この空間は主に、通信経路を複数のサーバーで暗号化・中継するTor(The Onion Router)などの技術を用いて維持されている。通信の匿名性が極めて高く、発信者や受信者の追跡が困難であるため、表現の自由が制限された国家における情報交換の場として機能する一方で、サイバー犯罪の温床となる側面も併せ持つ。
主な特徴・機能
- 通信経路の匿名化:Tor等の技術を用い、IPアドレスや位置情報の特定を困難にする。
- 非公開ドメイン:通常の.comや.jpではなく、特定のソフトでしか解決できない.onion等の特殊ドメインを使用する。
- 非インデックス化:Google等のクローラーが巡回できないため、検索エンジン経由での発見が不可能である。
- 暗号資産の利用:決済手段として、追跡が困難なビットコインやモネロ等の暗号資産が多用される。
歴史・背景
ダークウェブの技術的基盤となったのは、1990年代後半に米国海軍研究所が開発した「オニオンルーティング」である。当初は軍事機密の保護や諜報活動のために匿名通信路を確保する目的で開発された。その後、2000年代初頭にオープンソースプロジェクトとしてTorが公開され、一般ユーザーも匿名でインターネットを利用可能となった。2010年代に入ると、シルクロードのような違法マーケットプレイスが登場し、匿名性を悪用した経済活動が拡大したことで、ダークウェブという言葉が広く認知されるようになった。
社会的影響・応用事例
- 内部告発サイトの運営:ジャーナリストや内部告発者が、政府や組織の検閲を受けずに情報を提供・共有するためのプラットフォームとして利用されている。

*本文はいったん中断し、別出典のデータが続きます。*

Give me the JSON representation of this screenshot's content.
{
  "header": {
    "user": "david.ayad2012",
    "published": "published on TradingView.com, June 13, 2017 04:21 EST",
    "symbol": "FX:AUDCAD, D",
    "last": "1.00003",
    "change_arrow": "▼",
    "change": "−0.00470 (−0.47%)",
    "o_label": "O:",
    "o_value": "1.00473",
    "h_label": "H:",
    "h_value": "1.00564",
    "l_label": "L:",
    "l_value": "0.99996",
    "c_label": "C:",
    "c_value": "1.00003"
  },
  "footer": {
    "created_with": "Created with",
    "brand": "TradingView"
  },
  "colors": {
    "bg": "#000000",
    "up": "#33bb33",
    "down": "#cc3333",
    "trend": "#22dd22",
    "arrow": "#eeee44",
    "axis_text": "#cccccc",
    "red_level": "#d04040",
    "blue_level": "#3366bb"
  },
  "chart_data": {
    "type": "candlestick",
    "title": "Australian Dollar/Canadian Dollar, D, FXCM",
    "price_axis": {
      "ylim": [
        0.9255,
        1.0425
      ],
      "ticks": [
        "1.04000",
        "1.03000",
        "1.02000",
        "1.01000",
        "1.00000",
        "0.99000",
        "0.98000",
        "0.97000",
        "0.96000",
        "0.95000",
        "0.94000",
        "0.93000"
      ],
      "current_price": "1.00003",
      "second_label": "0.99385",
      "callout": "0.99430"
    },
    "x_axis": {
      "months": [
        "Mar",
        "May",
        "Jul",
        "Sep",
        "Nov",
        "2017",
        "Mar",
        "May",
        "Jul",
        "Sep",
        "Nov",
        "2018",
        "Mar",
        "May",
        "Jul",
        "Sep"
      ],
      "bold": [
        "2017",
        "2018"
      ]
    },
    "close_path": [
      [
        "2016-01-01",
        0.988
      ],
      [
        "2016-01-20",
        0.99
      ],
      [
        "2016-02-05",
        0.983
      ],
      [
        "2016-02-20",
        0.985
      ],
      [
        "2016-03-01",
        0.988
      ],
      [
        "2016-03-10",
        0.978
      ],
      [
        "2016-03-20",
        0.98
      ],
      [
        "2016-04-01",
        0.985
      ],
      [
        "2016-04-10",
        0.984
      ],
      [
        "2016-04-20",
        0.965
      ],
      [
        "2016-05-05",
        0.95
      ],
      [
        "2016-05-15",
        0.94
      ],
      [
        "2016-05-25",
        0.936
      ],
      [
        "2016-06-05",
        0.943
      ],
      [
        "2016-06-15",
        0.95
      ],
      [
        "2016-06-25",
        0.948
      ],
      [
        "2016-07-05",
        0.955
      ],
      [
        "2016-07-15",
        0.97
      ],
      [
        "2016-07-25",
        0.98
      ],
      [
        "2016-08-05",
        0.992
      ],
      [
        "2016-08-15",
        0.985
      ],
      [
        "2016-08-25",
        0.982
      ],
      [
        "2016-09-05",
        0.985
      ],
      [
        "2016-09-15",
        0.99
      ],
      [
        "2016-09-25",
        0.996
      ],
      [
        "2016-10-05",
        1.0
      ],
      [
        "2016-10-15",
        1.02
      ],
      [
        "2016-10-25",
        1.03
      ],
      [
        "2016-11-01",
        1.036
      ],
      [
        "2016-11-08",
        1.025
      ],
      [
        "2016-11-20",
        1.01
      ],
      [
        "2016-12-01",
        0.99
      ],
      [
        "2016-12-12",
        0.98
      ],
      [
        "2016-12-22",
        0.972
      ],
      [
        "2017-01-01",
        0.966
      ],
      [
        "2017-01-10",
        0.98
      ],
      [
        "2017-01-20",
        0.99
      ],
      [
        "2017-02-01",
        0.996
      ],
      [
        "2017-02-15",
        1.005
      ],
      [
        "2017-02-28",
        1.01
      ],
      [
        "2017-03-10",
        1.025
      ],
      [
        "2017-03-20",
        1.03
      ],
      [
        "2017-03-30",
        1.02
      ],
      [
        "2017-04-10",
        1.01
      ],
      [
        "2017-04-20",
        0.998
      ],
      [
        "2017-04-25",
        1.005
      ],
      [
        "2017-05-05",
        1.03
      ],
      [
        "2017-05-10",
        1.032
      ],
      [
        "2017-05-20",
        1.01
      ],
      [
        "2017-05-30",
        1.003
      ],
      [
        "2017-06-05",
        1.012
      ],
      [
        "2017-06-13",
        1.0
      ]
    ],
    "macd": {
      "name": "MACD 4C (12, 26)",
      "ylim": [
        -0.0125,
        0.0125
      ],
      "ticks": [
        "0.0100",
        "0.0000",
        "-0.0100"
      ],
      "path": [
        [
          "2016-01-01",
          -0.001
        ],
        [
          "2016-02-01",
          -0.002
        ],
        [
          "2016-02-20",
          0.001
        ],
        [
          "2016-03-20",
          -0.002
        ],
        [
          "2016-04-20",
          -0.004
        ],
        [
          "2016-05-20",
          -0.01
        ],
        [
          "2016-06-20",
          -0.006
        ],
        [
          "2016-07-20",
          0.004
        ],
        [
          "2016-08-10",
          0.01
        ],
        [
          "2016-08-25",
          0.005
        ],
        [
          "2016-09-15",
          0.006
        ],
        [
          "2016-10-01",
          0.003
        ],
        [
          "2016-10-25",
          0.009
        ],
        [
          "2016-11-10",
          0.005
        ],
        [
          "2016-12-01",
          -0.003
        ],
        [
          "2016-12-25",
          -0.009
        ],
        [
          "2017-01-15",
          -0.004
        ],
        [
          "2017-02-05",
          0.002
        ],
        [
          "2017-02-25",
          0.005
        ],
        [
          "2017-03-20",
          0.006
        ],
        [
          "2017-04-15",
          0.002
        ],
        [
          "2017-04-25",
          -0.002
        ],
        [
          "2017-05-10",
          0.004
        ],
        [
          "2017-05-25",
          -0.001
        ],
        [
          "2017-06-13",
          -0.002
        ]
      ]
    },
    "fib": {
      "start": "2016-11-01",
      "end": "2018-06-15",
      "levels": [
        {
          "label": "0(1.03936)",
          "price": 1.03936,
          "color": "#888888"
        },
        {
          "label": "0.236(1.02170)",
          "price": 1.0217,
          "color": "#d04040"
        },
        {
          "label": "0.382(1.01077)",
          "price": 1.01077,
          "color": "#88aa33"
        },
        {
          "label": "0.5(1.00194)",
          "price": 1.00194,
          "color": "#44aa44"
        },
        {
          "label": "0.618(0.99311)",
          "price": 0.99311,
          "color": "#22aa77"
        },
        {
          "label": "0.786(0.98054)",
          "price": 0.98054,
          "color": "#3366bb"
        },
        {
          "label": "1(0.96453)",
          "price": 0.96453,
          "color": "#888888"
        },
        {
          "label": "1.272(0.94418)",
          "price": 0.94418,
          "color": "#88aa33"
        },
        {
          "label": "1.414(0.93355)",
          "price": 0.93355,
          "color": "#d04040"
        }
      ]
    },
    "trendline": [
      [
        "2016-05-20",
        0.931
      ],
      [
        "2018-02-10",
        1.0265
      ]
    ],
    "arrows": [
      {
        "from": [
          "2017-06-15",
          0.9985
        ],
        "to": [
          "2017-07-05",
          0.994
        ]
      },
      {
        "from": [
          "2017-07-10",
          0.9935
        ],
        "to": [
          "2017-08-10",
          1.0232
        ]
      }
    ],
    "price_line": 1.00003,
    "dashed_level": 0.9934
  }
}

- サイバー犯罪:ランサムウェアの交渉サイトや、盗難された個人情報・クレジットカード情報の売買取引所(ブラックマーケット)として利用される事例がある。
- 政府の監視回避:インターネット検閲が厳しい国において、自由な通信を目的とした市民によるツールとして活用されている。
関連概念
- Tor:通信を多段暗号化して匿名性を確保する技術およびブラウザ。
- サーフェスウェブ:検索エンジンによって誰でも自由に閲覧可能な通常のインターネット領域。
- ディープウェブ:認証が必要なデータベースやプライベートなメール等、検索エンジンから遮断された広大な領域。